There's some flaws in this, sure. Having been written in the 30s, it uses a lot of discriminating stereotypes when it comes to European ethnicities. Italians are passionate people, they stab. English people are basically robots, they'd never stab. Things like that, but in the end all these "facts" are not relevant to the solution, so to me it's only interesting to read a book in the 30s mindset. Besides, I'm Belgian, I come off fucking great. You won't hear me complaining.

Poirot's deductions and revelations are sometimes on the verge of psychic, which, I suppose, somewhat thwarts the reader in his quest to the solution. I did figure out the solution before I finished, but I'm guessing I didn't really solve it but just remembered the unravelling from when I read it so many years ago. I can't imagine that I actually figured it out. Quite unlikely, because, in my vision, it's not really a bad thing that you can't figure out the full array of things, because Poirot is supposed to outsmart everyone. He's supposed to know things you don't know, and draw conclusions you never would. If I weren't hopelessly outsmarted by Hercule Poirot, what kind of life would this be? Who would I look up to? Poirot is smarter than you and that's just how it should be, and I'm glad.

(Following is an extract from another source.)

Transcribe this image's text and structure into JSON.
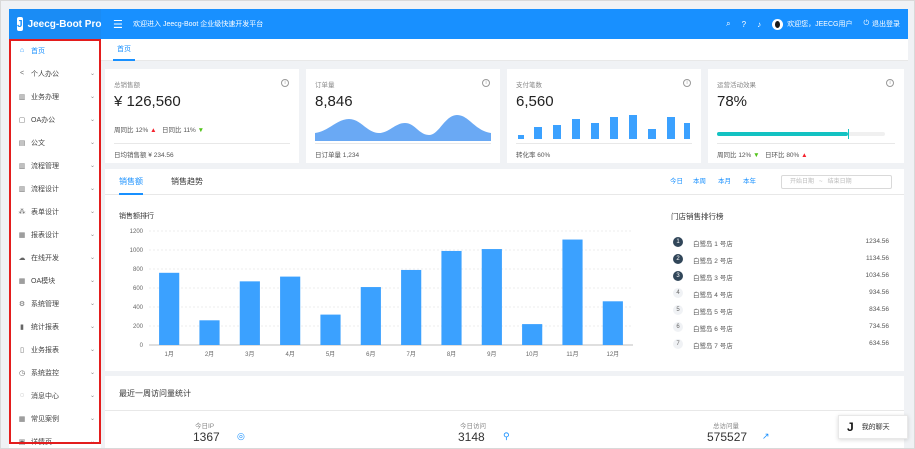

Finally, I'd like to say that I'm pretty sure that I wouldn't have enjoyed this nearly as much as if it weren't for David Suchet. Even when Poirot is being a pompous dick, Suchet's comforting face appears in my head and everything he does turns from annoying to eccentrically charming and all is right with the world.

Je vous remercie, monsieur Suchet, mon ami. May your little grey cells continue to rage in full force.